A decade later, Nick is still a force, but the business narrative has dramatically changed. Digital consumption is growing so rapidly that it has forced all players to adapt. Streaming services like Amazon and Netflix have fortified their kids lineups. YouTube even created a walled garden for young-skewing fare. Nick, seeing its linear ratings and ad sales erode, has announced a Noggin-branded OTT service that will serve up select library titles without ads for $5.99 a month.
The HBO-Sesame deal, decried by some who see profit motives undermining the free-access principals on which public broadcasting was founded, will put brand-new episodes of Sesame Street on the premium service and create more reasons for people to subscribe to the OTT service HBO Now. What appealed to Sesame Workshop was being able to fortify its production budget and recover from declining DVD sales, which largely explain double-digit declines in licensing revenue in recent years.
As a parent and a journalist covering the kids realm (the former led to the latter) I see this as the leading edge of a lot more changes to come. Those dismayed at the migration of Big Bird to the land of Tony Soprano should brace themselves for even bigger changes as a business sector that has relied on revenue streams like advertising, licensing and, in the case of Sesame Street, the government toy known as PBS.

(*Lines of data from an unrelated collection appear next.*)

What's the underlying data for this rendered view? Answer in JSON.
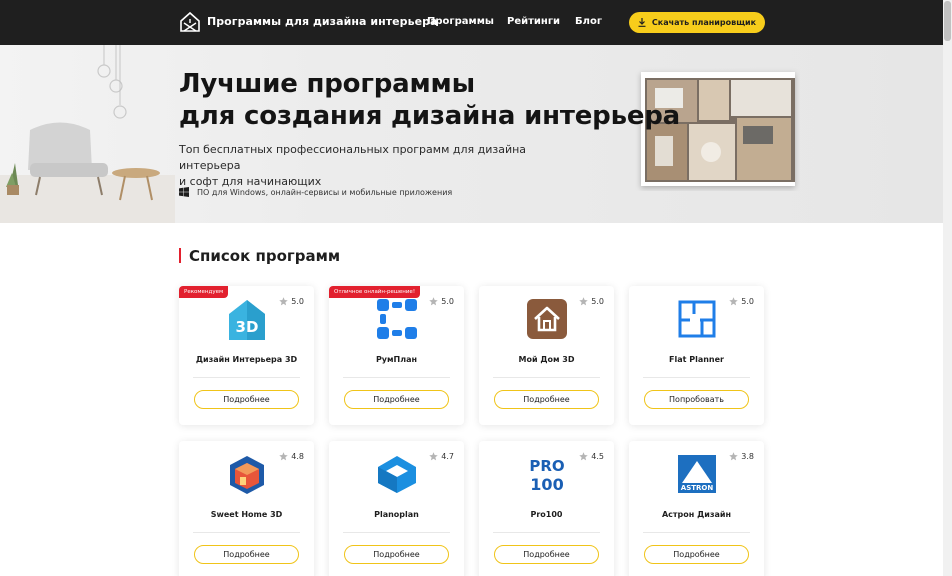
{
  "header": {
    "brand": "Программы для дизайна интерьера",
    "nav": [
      "Программы",
      "Рейтинги",
      "Блог"
    ],
    "download_label": "Скачать планировщик",
    "accent": "#f7cd1b",
    "logo_icon": "house-logo-icon"
  },
  "hero": {
    "title_line1": "Лучшие программы",
    "title_line2": "для создания дизайна интерьера",
    "subtitle_line1": "Топ бесплатных профессиональных программ для дизайна интерьера",
    "subtitle_line2": "и софт для начинающих",
    "note": "ПО для Windows, онлайн-сервисы и мобильные приложения",
    "note_icon": "windows-icon"
  },
  "section": {
    "title": "Список программ",
    "accent": "#e2202e"
  },
  "cards": [
    {
      "name": "Дизайн Интерьера 3D",
      "rating": "5.0",
      "badge": "Рекомендуем",
      "button": "Подробнее",
      "icon": "3d-house-icon"
    },
    {
      "name": "РумПлан",
      "rating": "5.0",
      "badge": "Отличное онлайн-решение!",
      "button": "Подробнее",
      "icon": "roomplan-icon"
    },
    {
      "name": "Мой Дом 3D",
      "rating": "5.0",
      "badge": "",
      "button": "Подробнее",
      "icon": "home-icon"
    },
    {
      "name": "Flat Planner",
      "rating": "5.0",
      "badge": "",
      "button": "Попробовать",
      "icon": "floorplan-icon"
    },
    {
      "name": "Sweet Home 3D",
      "rating": "4.8",
      "badge": "",
      "button": "Подробнее",
      "icon": "sweethome-icon"
    },
    {
      "name": "Planoplan",
      "rating": "4.7",
      "badge": "",
      "button": "Подробнее",
      "icon": "planoplan-icon"
    },
    {
      "name": "Pro100",
      "rating": "4.5",
      "badge": "",
      "button": "Подробнее",
      "icon": "pro100-icon"
    },
    {
      "name": "Астрон Дизайн",
      "rating": "3.8",
      "badge": "",
      "button": "Подробнее",
      "icon": "astron-icon"
    }
  ],
  "astron_logo_text": "ASTRON",
  "pro100_logo_text": "PRO 100"
}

At the heart of all this transformation is the way kids and parents view TV itself. The idea of selecting a channel on a cable box or tuning it in with rabbit ears, in a world of apps and OTTs, seems more and more anachronistic. My kids, 8 and 12, are certainly members of a generation that, from infancy, has craved video entertainment tailored to them. But where they are different than us oldsters is in their lack of allegiance to traditional TV—they just want their stuff, on demand and wherever they happen to be.